What I mean by “an objective, correlated input” is an unambiguously labeled measurement of an event, presented in the abstract. A waveform in a DAW (like I mentioned in the intro) fits this description. The timescale, “zero point,” and maximum levels are clearly identifiable. The waveform is a depiction of audio events over time, in a visual medium. It’s abstract.

In the same way, audio analyzers of various types can act as objective, correlated inputs. To the extent that their accuracy allows, they show the relative intensities of audio frequencies on an unambiguous scale. They’re also abstract. An analyzer depicts sonic information in a visual way.

When used alongside your ears, these objective measurements cause a very powerful effect: They calibrate your hearing. They allow you to attach objective, numerical information to your brain’s perception of the output from your ears.

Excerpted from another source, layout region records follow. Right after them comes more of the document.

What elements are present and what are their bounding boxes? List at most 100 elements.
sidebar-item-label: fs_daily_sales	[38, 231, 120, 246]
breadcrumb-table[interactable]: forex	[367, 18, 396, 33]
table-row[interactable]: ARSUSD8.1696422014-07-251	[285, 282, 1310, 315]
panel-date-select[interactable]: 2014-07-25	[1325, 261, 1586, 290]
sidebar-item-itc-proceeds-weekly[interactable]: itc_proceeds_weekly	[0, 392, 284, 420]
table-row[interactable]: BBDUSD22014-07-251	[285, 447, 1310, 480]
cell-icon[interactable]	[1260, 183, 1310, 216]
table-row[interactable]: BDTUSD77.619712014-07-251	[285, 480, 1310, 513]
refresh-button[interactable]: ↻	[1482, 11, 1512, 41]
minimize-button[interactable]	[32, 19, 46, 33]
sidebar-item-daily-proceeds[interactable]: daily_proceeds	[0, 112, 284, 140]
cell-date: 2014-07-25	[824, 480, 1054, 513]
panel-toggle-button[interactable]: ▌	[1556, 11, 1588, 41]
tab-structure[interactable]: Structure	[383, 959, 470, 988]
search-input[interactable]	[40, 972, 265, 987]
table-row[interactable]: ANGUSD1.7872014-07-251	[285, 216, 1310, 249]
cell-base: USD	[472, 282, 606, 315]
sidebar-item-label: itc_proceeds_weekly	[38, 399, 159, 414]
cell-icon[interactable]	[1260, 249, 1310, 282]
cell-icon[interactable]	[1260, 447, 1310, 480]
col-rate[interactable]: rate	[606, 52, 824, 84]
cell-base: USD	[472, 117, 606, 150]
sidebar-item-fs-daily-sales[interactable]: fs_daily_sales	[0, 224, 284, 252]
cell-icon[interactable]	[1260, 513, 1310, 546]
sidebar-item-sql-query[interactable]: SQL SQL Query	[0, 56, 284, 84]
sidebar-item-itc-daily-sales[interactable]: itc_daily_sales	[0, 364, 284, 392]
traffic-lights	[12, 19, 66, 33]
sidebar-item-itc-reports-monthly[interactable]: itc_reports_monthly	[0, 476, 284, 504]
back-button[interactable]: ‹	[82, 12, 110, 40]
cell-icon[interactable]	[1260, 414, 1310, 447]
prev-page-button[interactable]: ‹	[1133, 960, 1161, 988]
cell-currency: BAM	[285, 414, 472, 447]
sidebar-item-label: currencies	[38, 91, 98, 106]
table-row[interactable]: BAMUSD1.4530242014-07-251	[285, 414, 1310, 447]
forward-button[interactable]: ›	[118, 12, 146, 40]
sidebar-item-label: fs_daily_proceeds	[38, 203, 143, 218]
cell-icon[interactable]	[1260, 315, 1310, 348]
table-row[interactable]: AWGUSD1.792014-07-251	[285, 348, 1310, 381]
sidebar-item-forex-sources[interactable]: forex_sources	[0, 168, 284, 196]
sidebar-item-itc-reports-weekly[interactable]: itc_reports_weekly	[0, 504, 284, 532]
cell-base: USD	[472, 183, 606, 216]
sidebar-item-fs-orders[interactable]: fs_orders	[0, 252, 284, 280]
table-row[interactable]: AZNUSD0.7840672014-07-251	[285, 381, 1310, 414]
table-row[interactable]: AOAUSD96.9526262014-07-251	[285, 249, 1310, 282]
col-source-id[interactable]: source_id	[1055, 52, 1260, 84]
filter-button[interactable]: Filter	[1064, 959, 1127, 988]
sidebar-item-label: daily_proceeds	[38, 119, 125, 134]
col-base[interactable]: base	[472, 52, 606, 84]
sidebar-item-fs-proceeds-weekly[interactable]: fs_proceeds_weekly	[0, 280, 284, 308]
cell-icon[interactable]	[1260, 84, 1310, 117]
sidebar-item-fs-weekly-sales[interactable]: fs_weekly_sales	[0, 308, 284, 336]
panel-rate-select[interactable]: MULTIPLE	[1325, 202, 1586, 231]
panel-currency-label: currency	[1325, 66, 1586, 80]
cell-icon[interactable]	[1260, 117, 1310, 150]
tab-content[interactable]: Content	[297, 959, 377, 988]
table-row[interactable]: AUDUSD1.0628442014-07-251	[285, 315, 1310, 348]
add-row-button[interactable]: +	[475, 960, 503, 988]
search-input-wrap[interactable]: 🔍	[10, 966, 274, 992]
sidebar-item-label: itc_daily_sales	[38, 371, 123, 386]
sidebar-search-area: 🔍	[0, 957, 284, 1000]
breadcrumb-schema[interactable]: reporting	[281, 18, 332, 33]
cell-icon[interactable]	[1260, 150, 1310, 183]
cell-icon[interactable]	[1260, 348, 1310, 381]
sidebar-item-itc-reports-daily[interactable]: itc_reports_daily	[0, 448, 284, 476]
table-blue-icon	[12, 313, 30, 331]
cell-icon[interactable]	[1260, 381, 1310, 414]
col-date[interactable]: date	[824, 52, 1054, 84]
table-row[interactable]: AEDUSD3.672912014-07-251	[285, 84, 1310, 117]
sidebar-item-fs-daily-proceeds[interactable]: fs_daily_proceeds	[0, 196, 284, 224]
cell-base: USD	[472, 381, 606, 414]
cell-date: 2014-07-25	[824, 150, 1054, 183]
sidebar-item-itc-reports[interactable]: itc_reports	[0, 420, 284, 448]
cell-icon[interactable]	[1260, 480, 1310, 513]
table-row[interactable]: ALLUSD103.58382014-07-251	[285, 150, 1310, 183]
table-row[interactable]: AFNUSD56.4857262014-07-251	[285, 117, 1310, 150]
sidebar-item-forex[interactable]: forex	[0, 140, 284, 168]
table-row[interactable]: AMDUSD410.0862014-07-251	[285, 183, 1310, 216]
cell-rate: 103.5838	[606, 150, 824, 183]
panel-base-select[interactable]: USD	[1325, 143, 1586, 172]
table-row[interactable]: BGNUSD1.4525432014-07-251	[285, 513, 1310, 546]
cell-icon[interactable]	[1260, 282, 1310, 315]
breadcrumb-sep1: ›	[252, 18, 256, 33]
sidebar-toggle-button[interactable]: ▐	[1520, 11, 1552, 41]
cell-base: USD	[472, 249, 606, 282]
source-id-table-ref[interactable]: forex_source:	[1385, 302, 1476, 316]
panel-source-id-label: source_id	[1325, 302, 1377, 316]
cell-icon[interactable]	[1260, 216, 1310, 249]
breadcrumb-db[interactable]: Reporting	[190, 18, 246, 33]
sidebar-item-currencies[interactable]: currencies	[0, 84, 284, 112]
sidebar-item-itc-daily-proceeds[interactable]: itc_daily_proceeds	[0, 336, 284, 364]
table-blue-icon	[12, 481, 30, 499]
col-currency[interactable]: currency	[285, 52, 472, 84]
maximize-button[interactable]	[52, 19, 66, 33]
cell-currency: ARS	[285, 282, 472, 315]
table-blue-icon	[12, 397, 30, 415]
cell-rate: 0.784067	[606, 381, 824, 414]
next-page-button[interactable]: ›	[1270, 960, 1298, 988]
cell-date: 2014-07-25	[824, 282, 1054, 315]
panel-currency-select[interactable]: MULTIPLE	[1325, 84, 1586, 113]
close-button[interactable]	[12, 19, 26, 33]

And this makes it harder for your brain to lie to you. Not impossible, but harder.

Using measurement to confirm or deny what you think you hear is critical to doing your best work. Yes, audio-humans are involved in art, and yes, art has subjective results. However, all art is created in a universe governed by the laws of physics. The physical processes involved are objective, even if our usage of the processes is influenced by taste and preference. Measurement tools help us to better understand how our subjective decisions intersect with the objective universe, and to me, that’s really important.

If you’re wondering if this is a bit of a personal “apologetic,” you’re correct. If there’s anything I’m not, it’s a “sound ninja.” There are audio-humans who can hear a tiny bit of ringing in a system, and can instantly pinpoint that ring with 1/3rd octave accuracy – just by ear. I am not that guy. I’m very slowly getting better, but my brain lies to me like the guy who “hired” me right out of school to be an engineer for his record label. (It’s a doozy of a story…when I’m all fired up and can remember the best details, anyway.) This being the case, I will gladly correlate ANY sense with my hearing if it helps me create a better show. I will use objective analysis of audio signals whenever I think it’s appropriate, if it helps me deliver good work.

Of course the sound is the ultimate arbiter. If the objective measurement looks weird, but that’s the sound that’s right for the occasion, then the sound wins.

But aside from that, the goal is the best possible show. Denying ones-self useful tools for creating that show, based on the bogus purity standards of a few people in the industry who AREN’T EVEN THERE…well, that’s ludicrous. It’s not their show. It’s YOURS. Do what works for YOU.

Call me an “engineyes” if you like, but if looking at a meter or analyzer helps me get a better show (and maybe learn something as well), then I will do it without offering any apology.